# Diawa Heartland-Possibly a Great Kayak Reel.



## fishnfreak (Jun 22, 2007)

I had a play with the new Daiwa Heartland 2500, at the local Tackleworld yesterday, while looking for a new reel. This reel looks very cool, in it's matt black livery. It has one extra bearing than the SOL, making it a total of 8 bearings.

Now the good thing about this reel, and the fact that makes it such a good kayak reel, is the fact that it has ALL CRBB, or Corrosion Resistant Ball Bearings. The SOL, although a great reel, and one that i use, has 3 CRBB bearings. The fact that all bearings in the Heartland are corrosion resistant, means that it can take a dunking or two, and should last a hell of a long time, i reckon outlasting it's 5 year warrantee, unless like myself, you tend to mistreat reels :lol:

There you go, i do not stand to make any money from saying this, but if anyone is inclined to give me money i wont say no :lol: I just beleive it could be a great reel for those looking for good quality, but are worried about the adverse effect of saltwater coming into contact with expensive reels in a yak. These reels are around the 300 dollar mark, by the way.


----------



## Jase (Aug 11, 2008)

Hiya Rob

I really like the Daiwa reels, at the other end is the Daiwa Real 4 range, one piece of real drool kit is the new Morethan Branzino!!!! Seriously exey but....

check it out

http://www.daiwafishing.com.au/daiwa.cf ... t=morethan

Gotta add that one thing that really p1$$es me off is the cost in Australia (from the distributors)
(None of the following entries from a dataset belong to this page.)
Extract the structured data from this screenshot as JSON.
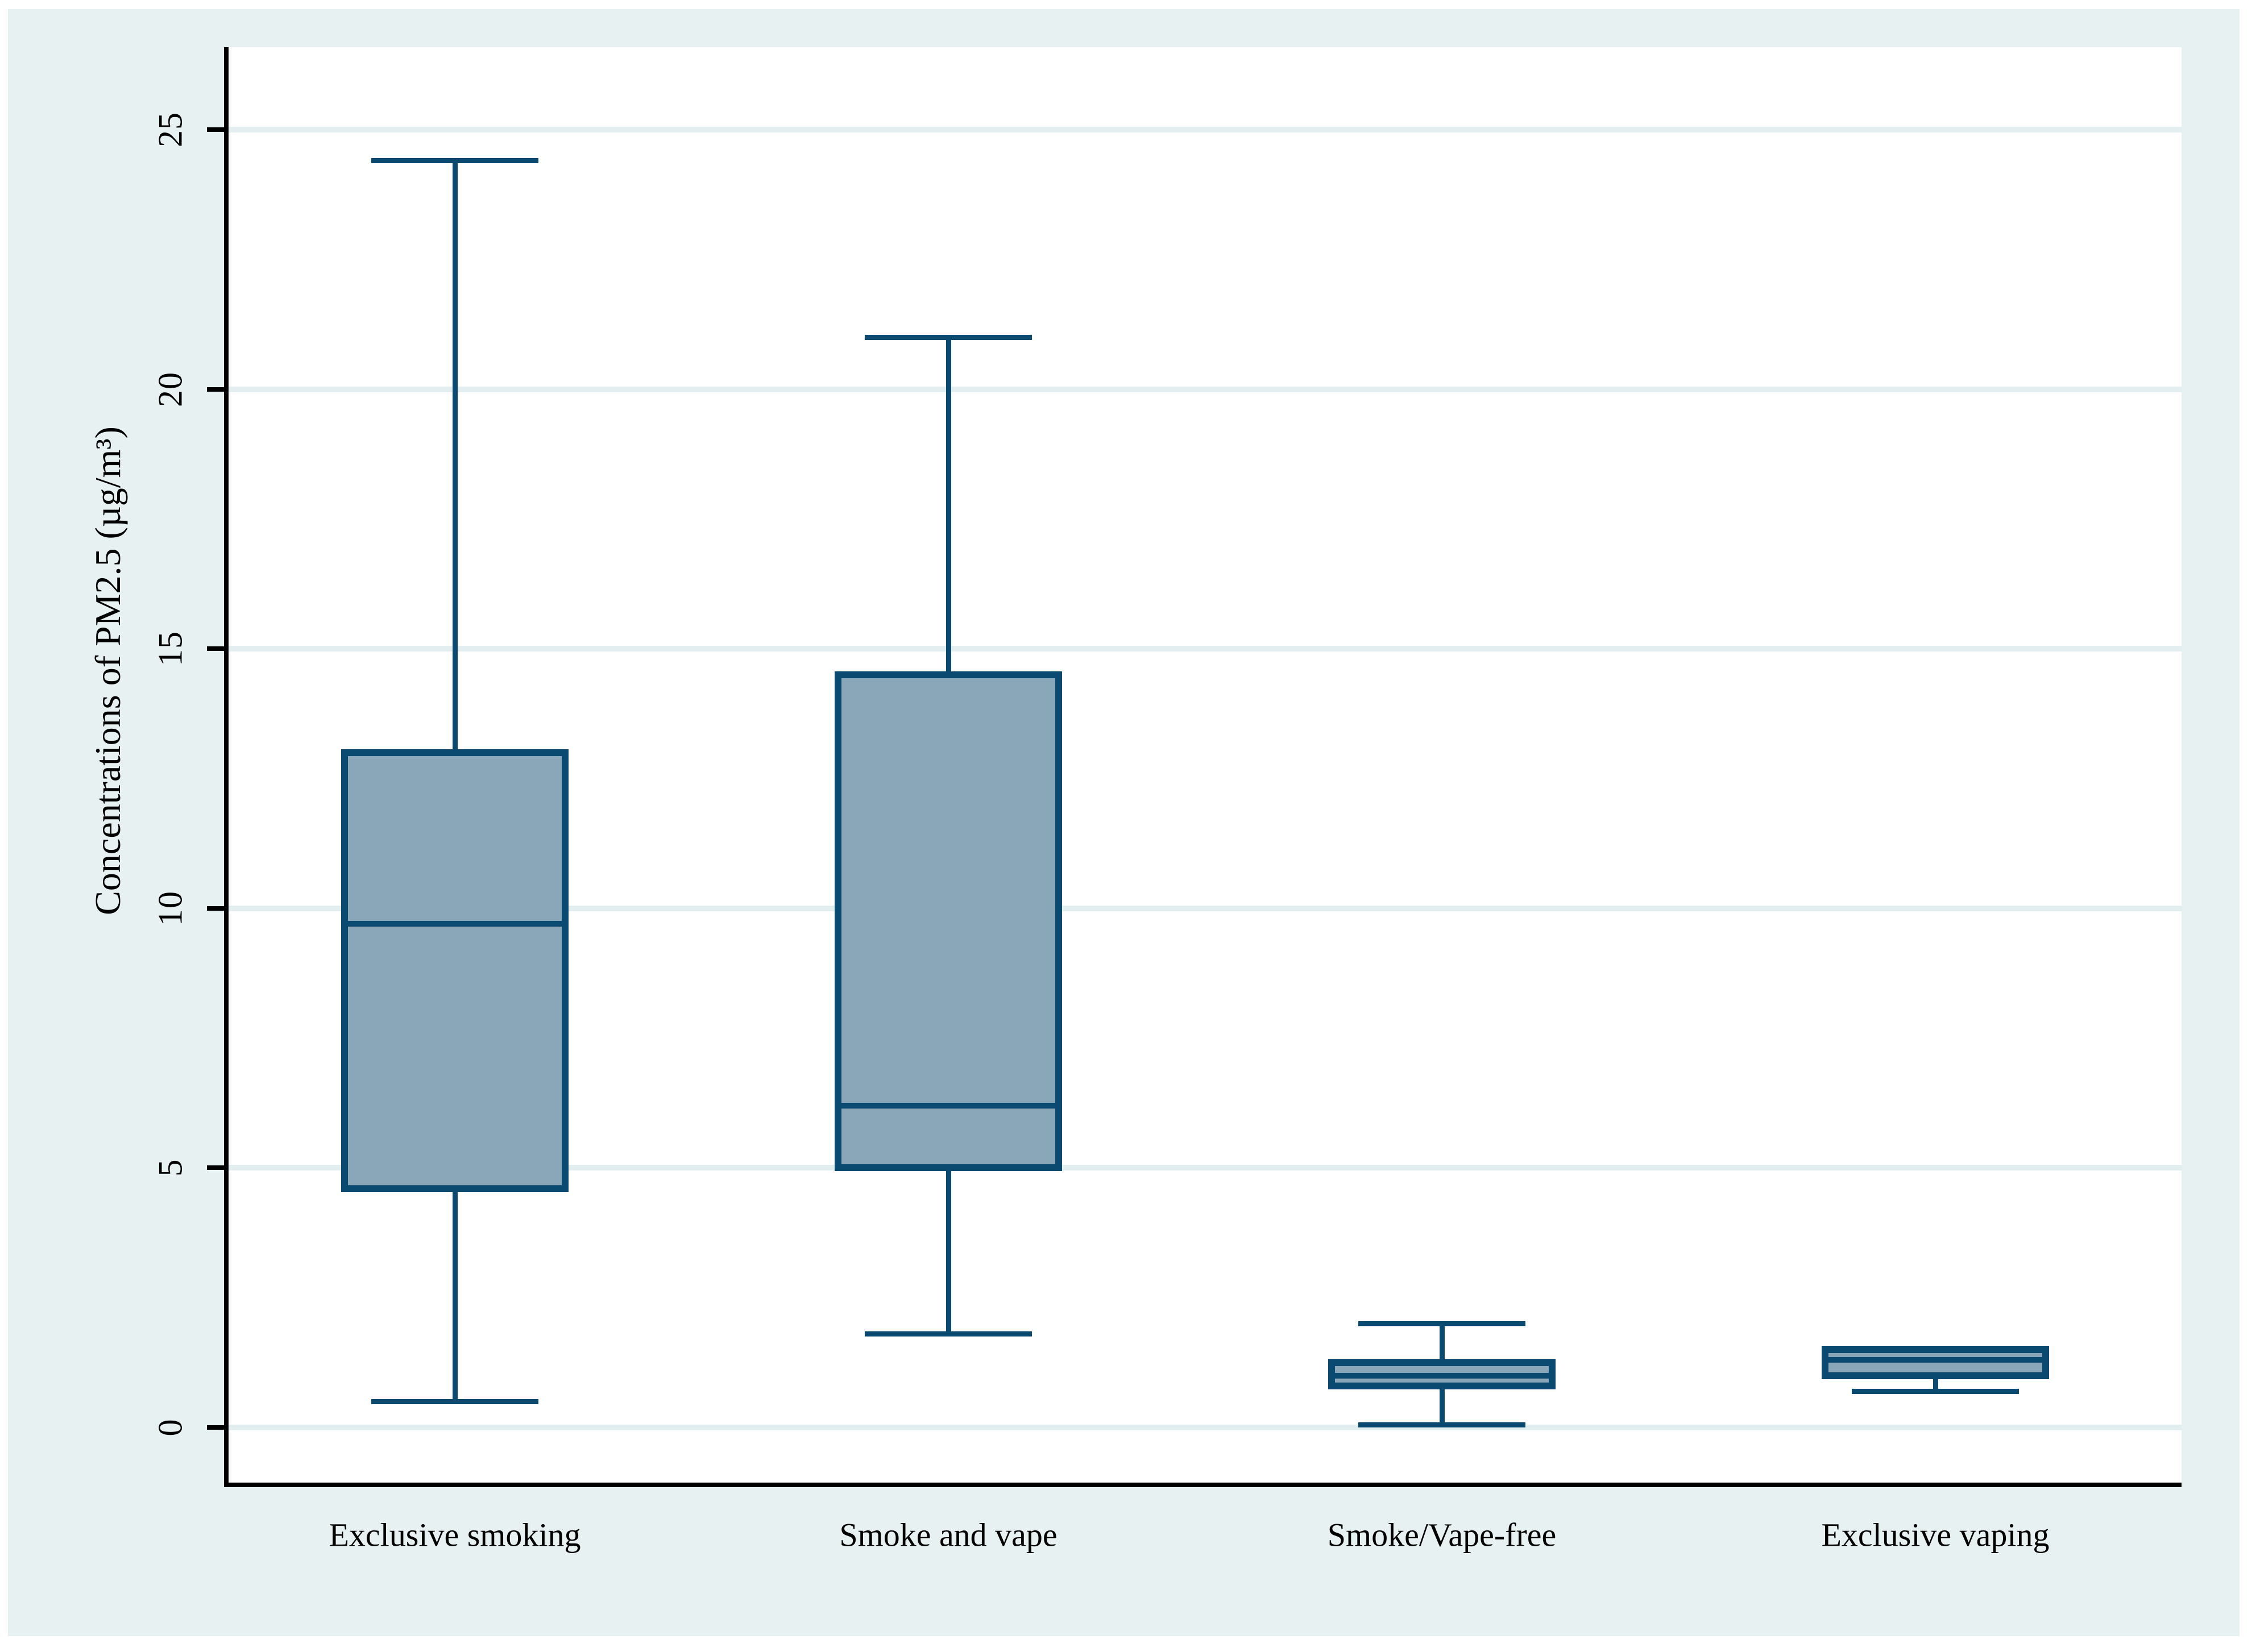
{
  "style": {
    "figure_background": "#e7f1f1",
    "plot_background": "#ffffff",
    "gridline_color": "#e3eef1",
    "axis_color": "#000000",
    "box_fill": "#8aa7b9",
    "box_border": "#0a4a70",
    "text_color": "#000000"
  },
  "chart_data": {
    "type": "box",
    "title": "",
    "ylabel": "Concentrations of PM2.5 (µg/m³)",
    "xlabel": "",
    "categories": [
      "Exclusive smoking",
      "Smoke and vape",
      "Smoke/Vape-free",
      "Exclusive vaping"
    ],
    "yticks": [
      0,
      5,
      10,
      15,
      20,
      25
    ],
    "ylim": [
      -1.1,
      26.6
    ],
    "grid": "horizontal",
    "legend": "none",
    "series": [
      {
        "category": "Exclusive smoking",
        "min": 0.5,
        "q1": 4.6,
        "median": 9.7,
        "q3": 13.0,
        "max": 24.4,
        "upper_whisker": true,
        "lower_whisker": true
      },
      {
        "category": "Smoke and vape",
        "min": 1.8,
        "q1": 5.0,
        "median": 6.2,
        "q3": 14.5,
        "max": 21.0,
        "upper_whisker": true,
        "lower_whisker": true
      },
      {
        "category": "Smoke/Vape-free",
        "min": 0.05,
        "q1": 0.8,
        "median": 1.0,
        "q3": 1.25,
        "max": 2.0,
        "upper_whisker": true,
        "lower_whisker": true
      },
      {
        "category": "Exclusive vaping",
        "min": 0.7,
        "q1": 1.0,
        "median": 1.3,
        "q3": 1.5,
        "max": 1.5,
        "upper_whisker": false,
        "lower_whisker": true
      }
    ]
  }
}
Check out the Japanese sites I think you can pick up a Ceretate for around $350 - $400 delivered by EMS in around 4 days!

The Saltiga Z series is probably the ultimate reel for harsh saltwater - but again veeeerrrry pricey in oz.

Let us know what ya decide on

Cheers

Jase


----------



## fishnfreak (Jun 22, 2007)

nah mate i picked up a Shimano TwinPower 2500 for $240. I had a few bills to pay, and a $300 reel for $60 cheaper sounded too good for me.

I just thought not many people would have had a good look at them yet, and that it seemed like a suitable reels for the harsh saltwater environment 8)


----------



## dolphinheads (Jun 19, 2008)

Found this post about the morethan branzino. Looks a little worrying for an $800 reel.

http://www.tackletour.net/T3Forum/viewtopic.php?t=26346 - 81k -


----------



## blaggon (Jan 14, 2008)

dolphinheads said:


> Found this post about the morethan branzino. Looks a little worrying for an $800 reel.
> 
> http://www.tackletour.net/T3Forum/viewtopic.php?t=26346 - 81k -


also looks a little fishy to me ;-)


----------



## Revo (Aug 3, 2008)

Sounds like a great reel. I like Daiwa reels too.  I narrowed my pick between a TD Sol 2500 and a TD Advantage 2500. Chose the TDA.


----------